Quinn and Hilmer: The Approach to Strategic Outsourcing

Published August 3, 2018

There’s outsourcing and then there’s strategic outsourcing. The distinction between the two seems obvious today but professors James Brian Quinn and Frederick G. Hilmer did groundbreaking work that identified and evaluated the core competencies that go into strategic outsourcing decisions in the early 1990s. Their findings are still practical today almost 20 years later. 
 
Quinn and Hilmer collaborated on an article published by MIT Sloan Management Review that outlined two strategic approaches. Their research found that “when properly combined, [strategic outsourcing] allow[s] managers to leverage their companies’ skills and resources well beyond levels available with other strategies.” 
 
The two approaches outlined in the article are as follows:
  • Concentrate the firm’s own resources on a set of “core competencies” where it can achieve definable preeminence and provide unique value for customers.
  • Strategically outsource other activities — including many traditionally considered integral to any company — for which the firm has neither a critical strategic need nor special capabilities.
 
These ideas were considered new at the time but had actually been examined in academic research for many years. They became part of the modern outsourcing playbook, which lead to the concepts of collaborative sourcing and relational contracting based on organizations’ most strategic relationships.
 
Quinn, who passed away in 2013, was professor of Business Administration in The Amos Tuck School of Business Administration at Dartmouth College; Hilmer was the President and eighth Vice-Chancellor of the University of New South Wales.
 
They noted that when thinking about what “core” means, “the concept requires that managers think much more carefully about which of the firm’s activities really do— or could—create unique value and which activities managers could more effectively buy externally.”
 
Their study of successful (and unsuccessful) corporate examples showed that effective outsourcing applied the following concepts:
  • Skill or knowledge sets, not products or functions. “Executives need to look beyond the company’s products to the intellectual skills or management systems that actually create a maintainable competitive edge.”
  • Flexible, long-term platforms — capable of adaptation or evolution. “Too many companies try to focus on the narrow areas where they currently excel, usually on some product-oriented skills.”
  • Unique sources of leverage in the value chain. “Effective strategies seek out places where there are market imperfections or knowledge gaps that the company is uniquely qualified to fill and where investments in intellectual resources can be highly leveraged.”
  • Areas where the company can dominate. “Companies consistently make more money than their competitors only if they can perform some activities — which are important to customers — more effectively than anyone else.”
  • Elements important to customers in the long run. “At least one of the firm’s core competencies should normally relate directly to understanding and serving its customers.”
  • Embedded in the organization’s systems. “Maintainable competencies cannot depend on one or two talented stars…whose departure could destroy a company’s success.

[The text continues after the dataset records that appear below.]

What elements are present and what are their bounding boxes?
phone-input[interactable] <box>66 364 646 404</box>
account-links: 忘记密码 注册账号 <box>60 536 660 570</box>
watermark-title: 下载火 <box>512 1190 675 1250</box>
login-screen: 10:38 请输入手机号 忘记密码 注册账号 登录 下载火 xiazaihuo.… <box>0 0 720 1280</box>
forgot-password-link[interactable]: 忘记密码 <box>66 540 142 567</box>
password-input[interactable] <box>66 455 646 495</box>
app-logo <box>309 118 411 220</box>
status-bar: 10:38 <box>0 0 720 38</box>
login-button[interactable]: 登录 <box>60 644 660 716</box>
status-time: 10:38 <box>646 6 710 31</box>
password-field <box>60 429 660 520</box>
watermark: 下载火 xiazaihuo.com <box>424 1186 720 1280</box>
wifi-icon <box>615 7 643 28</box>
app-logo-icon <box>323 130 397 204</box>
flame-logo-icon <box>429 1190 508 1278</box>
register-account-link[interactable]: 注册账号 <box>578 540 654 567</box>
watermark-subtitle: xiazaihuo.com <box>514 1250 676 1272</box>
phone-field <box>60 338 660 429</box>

Instead the firm must convert these into a corporate reputation or culture that outlives the stars.”
 
They concluded that companies could substantially leverage their resources through strategic outsourcing by “(1) developing a few well-selected core competencies of significance to customers and in which the company can be best-in-world; (2) focusing investment and management attention on them; and (3) strategically outsourcing many other activities where it cannot be or need not be best.”
 
They acknowledged there are always some inherent risks in outsourcing, but then there are also risks and costs of insourcing. “When approached within a genuinely strategic framework, using the variety of outsourcing options available and analyzing the strategic issues developed here, companies can overcome many of the costs and risks.”
 
Quinn’s and Hilmer’s insights into strategic outsourcing resonate strongly today, making the value of outsourcing clear, if it is done the right way through collaboration, trust and shared values.